Proxy ist in der Getränkebranche das neue Zauberwort für alkoholfreie oder alkoholreduzierte Getränke, die mehr sind als nur freudloser Ersatz für Wein und Spirituosen. Mit Proxies hat sich ein völlig neues Getränkesegment etabliert, das den Anfang einer flüssigen Revolution im Restaurant- und Bar-Business darstellt.
Die ganz große Nummer: Ioakeim Goulidis (r.) und Murray Paterson haben mit ihrem Kopenhagener Start-up Muri den Markt mit hochwertigen, handwerklichen Proxies revolutioniert. © Muri/Andreas Omvik

Wollte man noch vor einigen Jahren alkoholfrei bleiben, musste man bei Wasser darben, picksüße Limonaden oder üppige Fruchtsäfte trinken. Als Menübegleitung begrenzt tauglich, geschmacklich oft eindimensional. Seit einigen Jahren jedoch boomt die Produktion hochwertiger alkoholreduzierter oder alkoholfreier Getränke, die in ihrer Herstellung nicht selten ebenso aufwendig sind wie Wein. Dabei geht es nicht darum, Wein geschmacklich zu imitieren, sondern auf hohem Niveau völlig neue Aromenwelten zu eröffnen. Mit Abstinenz oder religiösem Fanatismus hat man dabei nichts am Hut.
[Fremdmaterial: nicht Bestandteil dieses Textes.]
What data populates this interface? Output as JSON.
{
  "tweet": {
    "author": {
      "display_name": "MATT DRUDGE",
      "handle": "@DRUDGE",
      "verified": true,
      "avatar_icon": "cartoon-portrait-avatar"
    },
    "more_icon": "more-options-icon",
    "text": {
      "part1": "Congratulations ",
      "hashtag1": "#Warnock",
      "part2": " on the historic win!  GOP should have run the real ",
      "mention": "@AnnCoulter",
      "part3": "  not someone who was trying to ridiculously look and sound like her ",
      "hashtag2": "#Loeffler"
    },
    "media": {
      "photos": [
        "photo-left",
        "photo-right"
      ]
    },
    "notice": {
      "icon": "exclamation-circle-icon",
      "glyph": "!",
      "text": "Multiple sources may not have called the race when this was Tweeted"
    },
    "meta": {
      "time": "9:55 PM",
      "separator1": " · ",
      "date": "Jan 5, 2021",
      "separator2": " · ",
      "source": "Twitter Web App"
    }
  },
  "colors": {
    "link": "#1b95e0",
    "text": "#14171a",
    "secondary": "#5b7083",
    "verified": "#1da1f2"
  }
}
Hochkomplexe Vergärungsmethoden

Es gärt im Tian. Nicht schlechte Stimmung oder Unmut sind der Grund, was sich im Keller des bekannten Wiener Gourmetrestaurants zusammenbraut, sind vielmehr Getränke unter der Leitung von Michael Peceny. Seit mittlerweile acht Jahren kreiert der gelernte Sommelier eigene Getränkebegleitungen – und zwar ohne ein Promille Alkohol. Wo einst die Bar mit Hochprozentigem stand, ist jetzt seine Fermentationswerkstatt. Unzählige Glasbehälter stehen in Reih und Glied mit, wie es auf den ersten Blick scheint, obskurem Inhalt. Alle möglichen Lebensmittel schwimmen da in bunten Flüssigkeiten: Obst und Gemüseschalen etwa landen nicht im Abfall, sondern wandern schnurstracks ins Einweckglas. Mittendrin zwischen Messbecher, Pipetten und Feinwaage Michael Peceny, wie ein Hexenmeister, ganz in seinem Element. Was aussieht wie ein Drogenlabor, entpuppt sich jedoch als harmloser Saftladen. Auch wenn das, was der Sommelier da zaubert, nur mehr wenig mit handelsüblichen Säften gemein hat. Peceny nennt sie lieber Fermente. Mithilfe di­verser hochkomplexer Vergärungsmethoden werden dabei aus or­ganischem Material hochklassige Getränke produziert, die es in ihrer geschmacklichen Vielfalt und Finesse durchaus mit Wein aufnehmen können.

Getränke mit wenig Zucker, feiner Säure, mit Struktur und Aromen, die man bislang nicht kannte – perfekt auf das jeweilige Menü abgestimmt. Das Wissen über Fermentationstechniken habe er sich über die Jahre selbst angeeignet: „Learning by doing“, sagt er und lacht, „es wird ja noch keine Ausbildung dafür angeboten.“ Tatsächlich gibt es derlei hochwertige alkoholfreie Getränke als Ersatz für Wein erst seit einigen Jahren, auch wenn manche der Methoden jahrhundertealte Tradition haben. Wie etwa Bors in Rumänien, eine leicht säuerliche Flüssigkeit aus fermentiertem Maisgrieß und Weizenkleie.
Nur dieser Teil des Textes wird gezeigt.